Anderson sneered. "You're just being cocky. You can't know that. Any evidence will be long gone by now." He nudged the corpse with the toe of his boot a little harder than necessary, and she rolled over. Her skirt blew up in the wind, and her mud-stained pants flashed the world. "Shit," Anderson said, and made as if to kick her back into place. A rough hand on his arm stopped him. "Be careful," said John quietly.
"Right," said Anderson. "Wouldn't want to contaminate your crime scene." He shook his head in disgust and wandered off, leaving John and Sherlock with the body.
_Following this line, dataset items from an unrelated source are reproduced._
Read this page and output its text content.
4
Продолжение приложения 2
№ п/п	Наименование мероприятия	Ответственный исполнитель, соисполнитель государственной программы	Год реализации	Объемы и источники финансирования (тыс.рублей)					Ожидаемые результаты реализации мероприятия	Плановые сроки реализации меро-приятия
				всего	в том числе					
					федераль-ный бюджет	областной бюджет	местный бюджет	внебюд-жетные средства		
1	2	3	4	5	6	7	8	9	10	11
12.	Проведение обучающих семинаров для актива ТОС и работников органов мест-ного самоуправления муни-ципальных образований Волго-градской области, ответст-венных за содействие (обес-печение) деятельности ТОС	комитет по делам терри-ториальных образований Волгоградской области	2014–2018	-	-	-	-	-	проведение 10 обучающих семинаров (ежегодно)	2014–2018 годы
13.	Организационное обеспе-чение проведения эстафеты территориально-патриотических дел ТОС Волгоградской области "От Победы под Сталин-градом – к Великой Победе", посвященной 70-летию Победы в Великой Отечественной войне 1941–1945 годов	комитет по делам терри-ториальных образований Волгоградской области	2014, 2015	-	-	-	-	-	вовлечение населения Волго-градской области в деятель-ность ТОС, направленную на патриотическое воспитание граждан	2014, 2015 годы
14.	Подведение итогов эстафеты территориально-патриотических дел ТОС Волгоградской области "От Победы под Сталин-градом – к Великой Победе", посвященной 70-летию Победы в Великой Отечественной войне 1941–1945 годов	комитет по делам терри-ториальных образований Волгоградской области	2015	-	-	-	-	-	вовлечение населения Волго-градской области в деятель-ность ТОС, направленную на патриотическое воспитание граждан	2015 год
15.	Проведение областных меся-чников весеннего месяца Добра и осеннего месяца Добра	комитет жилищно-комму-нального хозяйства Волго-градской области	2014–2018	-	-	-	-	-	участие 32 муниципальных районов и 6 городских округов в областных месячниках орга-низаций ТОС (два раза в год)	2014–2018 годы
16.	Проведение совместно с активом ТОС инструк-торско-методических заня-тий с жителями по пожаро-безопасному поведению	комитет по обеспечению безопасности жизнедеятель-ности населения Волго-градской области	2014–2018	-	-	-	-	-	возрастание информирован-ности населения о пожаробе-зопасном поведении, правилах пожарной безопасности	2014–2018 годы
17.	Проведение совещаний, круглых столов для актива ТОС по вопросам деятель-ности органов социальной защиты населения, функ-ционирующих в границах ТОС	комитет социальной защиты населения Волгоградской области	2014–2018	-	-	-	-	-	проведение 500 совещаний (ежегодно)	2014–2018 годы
John gently maneuvered her back into place. Her blank gaze mirrored the sky. The rain filled her eyes and ran down her cheeks like tears, and John was reminded of gutters and drainpipes and leaking roofs. He wiped at the rainwater trickling down his face and when he looked back, a gloved hand was hesitantly closing the eyelids of the woman on the pavement. John stared at Sherlock in surprise. There was the weirdest expression on his friend's face, like he was in pain or just extremely uncomfortable. He darted a glance at John, then cleared his throat loudly.
"Well," he said hesitantly. "That felt…" he struggled for a moment, then his face twisted in disgust. "Contrived," he admitted. He looked sideways at John, waiting for his disappointment with his lack of empathy, but John was too busy trying not to giggle.
"I'd have gone with meretricious," John said, "you great prat." He grinned, and Sherlock grinned back, and suddenly, despite the rain and the mud and the dead woman on the pavement, everything was just brilliant. At least he was trying, and that was a bloody miracle. Sincerity would have been… well, uncharacteristic.
"Cheers anyway," John said. "Come on, it's pissing down."
He clapped Sherlock on the back, and could have sworn his sodden wool coat squelched. "Let's get inside."